In der Praxis kann dies dazu führen, dass der Zeitraum für eine Restrukturierung massiv verkürzt wird. Nehmen wir an, bei einem Unternehmen besteht wegen einer positiven Fortbestehensprognose trotz Überschuldung insolvenzrechtlich keine Antragspflicht. Bei dem Unternehmen wird jedoch Ende nächsten Jahres ein großer Kredit oder eine Anleihe fällig. Dann hängt der Bestand der Fortbestehensprognose davon ab, ob das Management aufgrund konkreter Annahmen heute davon ausgehen kann, dass eine Refinanzierung, Stundung oder andere Lösung gefunden werden wird. Anderenfalls besteht sofortige Antragspflicht, selbst wenn das Unternehmen aktuell alle Verbindlichkeiten zahlen kann.


Angesichts all dieser Unschärfen kann bei Überschuldung als Insolvenzgrund das eigentliche Ziel, durch frühzeitiges Einleiten eines Insolvenzverfahrens die Gläubiger zu schützen, nur noch schwer erfüllt werden. Eine leichte Überschuldung suggeriert den Gläubigern eine hohe Befriedigungsquote, was aber durch teilweise Abwertungen der Vermögensgegenstände durch das Insolvenzverfahren und die entstehenden Verfahrenskosten nicht eintreffen muss. Die Überschuldung stellt von ihrem Ansatz her auf die Befriedigung der Gläubiger aus der bestehenden Substanz ab. In den vergangenen Jahrzehnten wurde aber immer stärker die Sanierung des Unternehmens in den Vordergrund gestellt. Die Befriedigung der Gläubiger soll dabei mehr aus den künftigen Erträgen erfolgen, was bereits ein Stück weit durch das Instrument der positiven Fortbestehensprognose abgebildet wird.

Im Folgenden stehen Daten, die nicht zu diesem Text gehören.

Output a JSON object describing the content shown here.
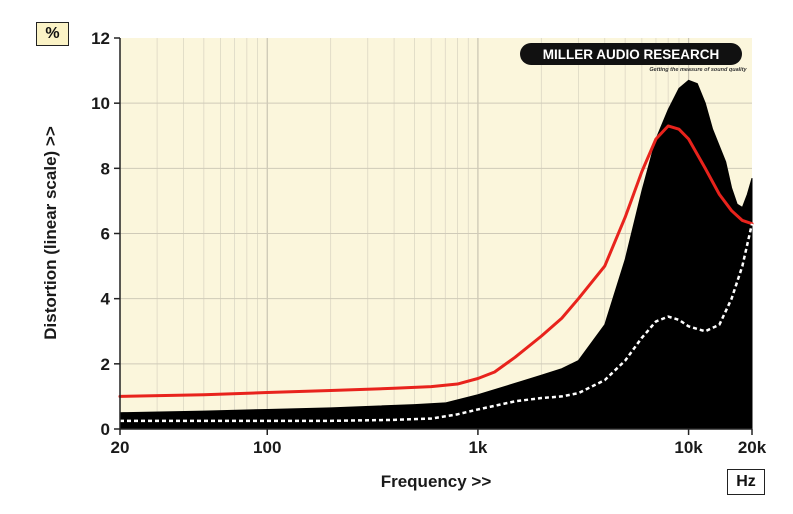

Von daher ist es richtig, dass bei der weiteren Aussetzung der Insolvenzantragspflicht nach den beiden Antragsgründen differenziert wird. Eine weitere Aussetzung wegen Zahlungsunfähigkeit würde zu starken Marktverzerrungen führen, denn bei einer Zahlungsunfähigkeit kann das Unternehmen schon jetzt nicht mehr seine Gläubiger bezahlen. Die weitere Aussetzung der Antragspflicht bei Überschuldung sollte demgegenüber aber nicht nur bis Ende 2020, sondern sogar bis Mitte 2021 verlängert werden. Denn das wäre eine gute Gelegenheit zu testen, ob Deutschland nicht ganz ohne diesen Insolvenzgrund auskommen kann, so wie die meisten anderen Länder. Bis Sommer 2021 ist zudem die Europäische Restrukturierungsrichtline in deutsches Recht umzusetzen, die unter bestimmten Bedingungen die Restrukturierung eines Unternehmens mit seinen Gläubigern gerichtsnah, aber ohne Insolvenzverfahren ermöglicht. Beide Reformen zusammen könnten ein zeitgemäßes Konzept ergeben, das dem Gläubigerschutz ebenso Rechnung trägt wie dem Ziel, Unternehmen zu restrukturieren und Arbeitsplätze zu erhalten. Die Gefahr, dass bis dahin weitere „Zombieunternehmen“ entstehen, ist übrigens relativ. De facto bestehen diese durch die anhaltende Niedrigzinspolitik, die geradezu zur Verschuldung einlädt – schon lange vor Corona. Geld kostet ja nichts.